Image for Representation.
KATHMANDU: Amnesty International, International Commission of Jurists, Human Rights Watch and TRIAL International have today jointly issued a statement with regard to the Bill that the government registered at the Parliament on 15 July.
The statement says that the Nepali government’s bill to amend its current transitional justice law marks some progress toward accountability but will not fully provide justice to victims or meet Nepal’s obligations under international law in its current form.
The four international human rights organizations have demanded that Nepal’s government and parliament should amend the bill to align with international legal standards.
“Victims and their families who have waited anxiously for amendments to the law, hoping that their demands for truth and justice will be met, are disappointed,” said Mandira Sharma, senior international legal adviser at ICJ. “Despite the promise of reform, this bill, if implemented as it stands today, would shield many perpetrators from being brought to justice.”
Successive Nepali governments have stalled the transitional justice process since 2015, when Nepal’s Supreme Court ruled that the current law fails to meet Nepal’s domestic and international legal obligations on several grounds, including that it empowers the two transitional justice commissions to grant amnesties to perpetrators of serious violations of international law.
Although the new bill removes some of the previous amnesty provisions, it would still be difficult or impossible to prosecute those responsible for serious violations of international law including war crimes and crimes against humanity, the groups said.
Several other provisions of the new bill, including those introducing limitations on the right to appeal, would also prevent accountability as required by international legal standards.
As per the joint statement, the major sections of the Bill that violate international law include: Section 2(5) categorizes violations to make it possible that perpetrators of gross violations of human rights, crimes against humanity and war crimes, could be granted amnesties and Section 29 (5) provides that verdicts of the Special Court which will try transitional justice cases cannot be appealed to the Supreme Court, in violation of international fair trial guarantees.
The bill also contains significant omissions: The bill does not establish any special investigation unit in the transitional justice commissions or the prosecutor’s office tasked with evidence collection.
Investigation units with expertise in human rights violations would ensure that investigations are prompt, thorough and effective in accordance with international human rights law and standards and that victims can access effective remedies.
The bill does not clarify the principle of non-retroactivity of criminal law in a manner consistent with international law.

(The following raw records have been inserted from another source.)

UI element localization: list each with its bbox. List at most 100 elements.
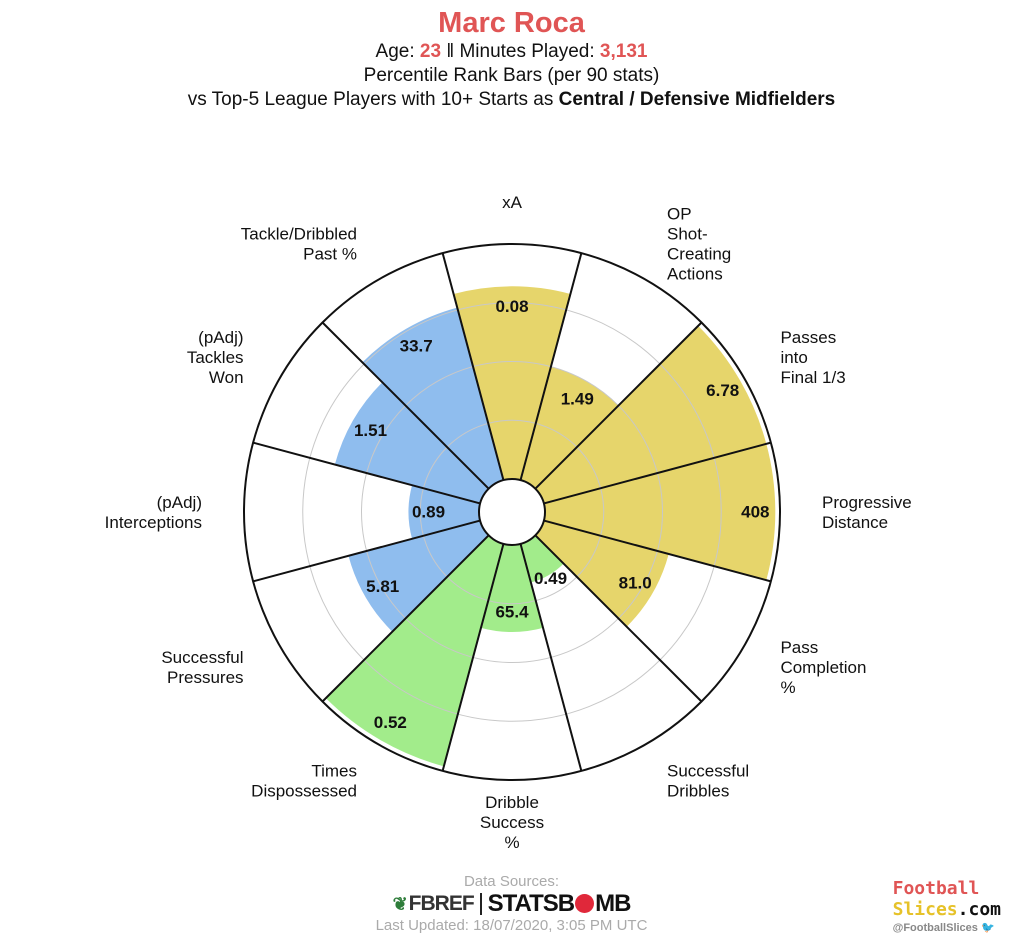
metric-label: Passes into Final 1/3 xyxy=(780,328,845,387)
minutes-label: Minutes Played: xyxy=(459,41,600,62)
brand-handle-text: @FootballSlices xyxy=(892,922,978,934)
value-label: 33.7 xyxy=(400,337,433,356)
metric-label-line: Dribbles xyxy=(667,781,729,800)
metric-label: Successful Pressures xyxy=(161,648,243,687)
grid-ring xyxy=(302,302,722,722)
value-label: 0.89 xyxy=(412,503,445,522)
bar-wedge xyxy=(408,485,481,539)
age-label: Age: xyxy=(375,41,420,62)
leaf-icon: ❦ xyxy=(392,894,408,914)
value-label: 1.51 xyxy=(354,421,387,440)
brand-line2-b: .com xyxy=(957,899,1001,920)
value-label: 0.08 xyxy=(495,297,528,316)
brand-line2: Slices.com xyxy=(893,899,1001,920)
metric-label: (pAdj) Interceptions xyxy=(105,493,202,532)
statsbomb-logo: STATSB MB xyxy=(488,890,632,918)
metric-label-line: Dispossessed xyxy=(251,781,357,800)
bar-wedge xyxy=(520,366,619,489)
center-hole xyxy=(478,478,546,546)
bar-wedge xyxy=(543,443,776,581)
spoke-line xyxy=(321,534,490,703)
metric-label-line: Past % xyxy=(303,244,357,263)
fbref-logo-text: FBREF xyxy=(408,892,475,915)
metric-label-line: Distance xyxy=(822,513,888,532)
fbref-logo: ❦FBREF xyxy=(392,892,475,916)
comparison-line: vs Top-5 League Players with 10+ Starts … xyxy=(0,88,1023,112)
spoke-line xyxy=(252,519,481,583)
metric-label-line: Successful xyxy=(161,648,243,667)
spoke-line xyxy=(519,252,583,481)
chart-subtitle: Percentile Rank Bars (per 90 stats) xyxy=(363,65,660,86)
value-label: 0.49 xyxy=(534,569,567,588)
chart-header: Marc Roca Age: 23 ‖ Minutes Played: 3,13… xyxy=(0,0,1023,112)
metric-label-line: Progressive xyxy=(822,493,912,512)
last-updated: Last Updated: 18/07/2020, 3:05 PM UTC xyxy=(375,917,648,934)
comparison-group: Central / Defensive Midfielders xyxy=(558,89,836,110)
metric-label-line: Tackles xyxy=(187,348,244,367)
metric-label-line: Pressures xyxy=(167,668,244,687)
bar-wedge xyxy=(348,520,489,632)
bar-wedge xyxy=(453,286,571,481)
metric-label-line: Times xyxy=(311,761,357,780)
metric-label: Successful Dribbles xyxy=(667,761,749,800)
metric-label-line: Won xyxy=(209,368,244,387)
player-name: Marc Roca xyxy=(438,7,585,39)
spoke-line xyxy=(534,534,703,703)
statsbomb-logo-text-b: MB xyxy=(595,890,631,917)
metric-label-line: % xyxy=(504,833,519,852)
metric-label-line: Creating xyxy=(667,244,731,263)
metric-label: Tackle/Dribbled Past % xyxy=(241,224,357,263)
brand-line1: Football xyxy=(892,878,980,899)
value-label: 408 xyxy=(741,503,769,522)
separator: ‖ xyxy=(441,41,460,62)
metric-label: xA xyxy=(502,193,523,212)
metric-label-line: (pAdj) xyxy=(198,328,243,347)
metric-label: OP Shot-Creating Actions xyxy=(667,204,731,283)
brand-line2-a: Slices xyxy=(892,899,958,920)
metric-label-line: % xyxy=(780,678,795,697)
metric-label-line: Dribble xyxy=(485,793,539,812)
spoke-line xyxy=(519,543,583,772)
spoke-line xyxy=(321,321,490,490)
bar-wedge xyxy=(535,520,669,627)
value-label: 5.81 xyxy=(366,577,399,596)
data-sources-label: Data Sources: xyxy=(463,873,560,890)
bar-wedge xyxy=(362,307,504,489)
brand-handle: @FootballSlices 🐦 xyxy=(893,920,1001,936)
spoke-line xyxy=(543,441,772,505)
logo-divider xyxy=(479,893,482,915)
metric-label-line: Tackle/Dribbled xyxy=(241,224,357,243)
metric-label-line: Passes xyxy=(780,328,836,347)
spoke-line xyxy=(252,441,481,505)
metric-label-line: xA xyxy=(502,193,523,212)
footballslices-brand: Football Slices.com @FootballSlices 🐦 xyxy=(893,878,1001,936)
grid-ring xyxy=(361,361,663,663)
metric-label-line: Shot- xyxy=(667,224,708,243)
metric-label: Progressive Distance xyxy=(822,493,912,532)
bar-wedge xyxy=(480,543,544,632)
value-label: 81.0 xyxy=(619,574,652,593)
bar-wedge xyxy=(334,382,489,504)
metric-label-line: Pass xyxy=(780,638,818,657)
metric-label: Pass Completion% xyxy=(780,638,866,697)
bar-wedge xyxy=(520,535,564,583)
value-label: 65.4 xyxy=(495,602,529,621)
footer: Data Sources: ❦FBREF STATSB MB Last Updat… xyxy=(0,873,1023,935)
metric-label: (pAdj) Tackles Won xyxy=(187,328,244,387)
minutes-value: 3,131 xyxy=(599,41,648,62)
metric-label-line: Completion xyxy=(780,658,866,677)
spoke-line xyxy=(543,519,772,583)
grid-ring xyxy=(419,419,605,605)
spoke-line xyxy=(441,252,505,481)
metric-label-line: Success xyxy=(480,813,544,832)
age-minutes-line: Age: 23 ‖ Minutes Played: 3,131 xyxy=(0,40,1023,64)
metric-label-line: (pAdj) xyxy=(157,493,202,512)
value-label: 0.52 xyxy=(374,713,407,732)
metric-label-line: into xyxy=(780,348,807,367)
spoke-line xyxy=(534,321,703,490)
metric-label: Dribble Success% xyxy=(480,793,544,852)
value-label: 6.78 xyxy=(706,381,739,400)
outer-ring xyxy=(243,243,781,781)
value-label: 1.49 xyxy=(561,389,594,408)
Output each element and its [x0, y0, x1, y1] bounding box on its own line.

This omission makes it unclear how the Penal Code can be used to prosecute conflict era crimes, as stipulated by the bill, and allows the operation of statutory limitations for the crime of rape.
“A credible transitional justice process is essential to ensure the right of access to justice and effective remedies for victims, who have suffered for years while struggling for justice,” said Meenakshi Ganguly, South Asia director at Human Rights Watch. “Without major revisions, this bill won’t address the legal obstacles that have repeatedly thwarted the transitional justice process in Nepal.”
Victims’ groups and civil society organizations have issued statements calling on the Ministry of Law, Justice and Parliamentary Affairs and the Federal Parliament to amend the bill, to ensure that it respects international law and the aspirations of victims which were expressed during recent, brief, consultations organized by the government.